Kellogg ended the quarter with cash and cash equivalents of $1,016 million, long-term debt of $7,163 million and total equity of $3,212 million. In the first quarter, the company generated cash from operating activities of $391 million.
Cash flow from operating activities is likely to be $1.5-$1.6 billion in 2020. Capital expenditures are expected to be roughly $0.6 billion and cash flow is still expected in the range of $0.9-$1 billion.
Management reiterated its 2020 guidance. The company now expects sales and profits to flow in more during the first half.
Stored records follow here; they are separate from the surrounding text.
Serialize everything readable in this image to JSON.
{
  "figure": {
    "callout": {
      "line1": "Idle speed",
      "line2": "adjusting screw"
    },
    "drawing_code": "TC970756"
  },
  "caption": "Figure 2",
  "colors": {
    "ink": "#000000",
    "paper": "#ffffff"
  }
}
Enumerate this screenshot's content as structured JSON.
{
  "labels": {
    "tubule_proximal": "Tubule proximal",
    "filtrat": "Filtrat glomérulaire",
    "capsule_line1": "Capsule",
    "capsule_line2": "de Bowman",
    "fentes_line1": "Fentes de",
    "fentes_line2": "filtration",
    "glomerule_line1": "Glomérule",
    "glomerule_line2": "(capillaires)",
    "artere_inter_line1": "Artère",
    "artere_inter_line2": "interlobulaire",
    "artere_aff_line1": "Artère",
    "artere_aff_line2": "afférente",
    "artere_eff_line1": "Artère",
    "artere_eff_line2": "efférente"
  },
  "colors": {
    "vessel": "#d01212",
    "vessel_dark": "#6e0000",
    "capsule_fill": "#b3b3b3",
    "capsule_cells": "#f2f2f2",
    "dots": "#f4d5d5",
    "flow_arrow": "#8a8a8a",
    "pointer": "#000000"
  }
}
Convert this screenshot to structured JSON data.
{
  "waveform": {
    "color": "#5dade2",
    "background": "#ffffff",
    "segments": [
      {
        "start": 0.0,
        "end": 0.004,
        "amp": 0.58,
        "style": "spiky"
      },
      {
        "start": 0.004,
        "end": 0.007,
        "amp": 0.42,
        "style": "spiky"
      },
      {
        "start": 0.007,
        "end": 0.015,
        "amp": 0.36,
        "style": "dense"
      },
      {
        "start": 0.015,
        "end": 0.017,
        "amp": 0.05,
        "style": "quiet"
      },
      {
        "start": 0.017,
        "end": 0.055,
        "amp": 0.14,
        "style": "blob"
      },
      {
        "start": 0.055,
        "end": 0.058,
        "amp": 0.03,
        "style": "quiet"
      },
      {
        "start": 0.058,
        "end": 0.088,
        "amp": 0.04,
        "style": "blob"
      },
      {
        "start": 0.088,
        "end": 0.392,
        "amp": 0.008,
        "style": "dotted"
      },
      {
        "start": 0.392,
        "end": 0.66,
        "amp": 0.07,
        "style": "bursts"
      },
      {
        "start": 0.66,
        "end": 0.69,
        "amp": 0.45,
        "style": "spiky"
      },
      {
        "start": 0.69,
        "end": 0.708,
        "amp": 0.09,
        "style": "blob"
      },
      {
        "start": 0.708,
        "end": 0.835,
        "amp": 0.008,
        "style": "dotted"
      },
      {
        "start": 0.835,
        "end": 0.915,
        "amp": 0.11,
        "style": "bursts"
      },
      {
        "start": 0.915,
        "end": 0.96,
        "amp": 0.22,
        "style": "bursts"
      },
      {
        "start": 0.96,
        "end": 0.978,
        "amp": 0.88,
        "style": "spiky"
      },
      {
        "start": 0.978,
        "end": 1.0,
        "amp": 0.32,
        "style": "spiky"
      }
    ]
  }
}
Organic sales in 2020 are still expected to grow 1-2%. Adjusted operating profit is expected to decline 4% at cc and adjusted earnings to drop 3-4% at cc due to divestiture impacts.
How Have Estimates Been Moving Since Then?
Estimates revision followed an upward path over the past two months.
At this time, Kellogg has a great Growth Score of A, though it is lagging a bit on the Momentum Score front with a B. Charting a somewhat similar path, the stock was allocated a grade of C on the value side, putting it in the middle 20% for this investment strategy.
Overall, the stock has an aggregate VGM Score of A. If you aren't focused on one strategy, this score is the one you should be interested in.
Kellogg has a Zacks Rank #3 (Hold). We expect an in-line return from the stock in the next few months.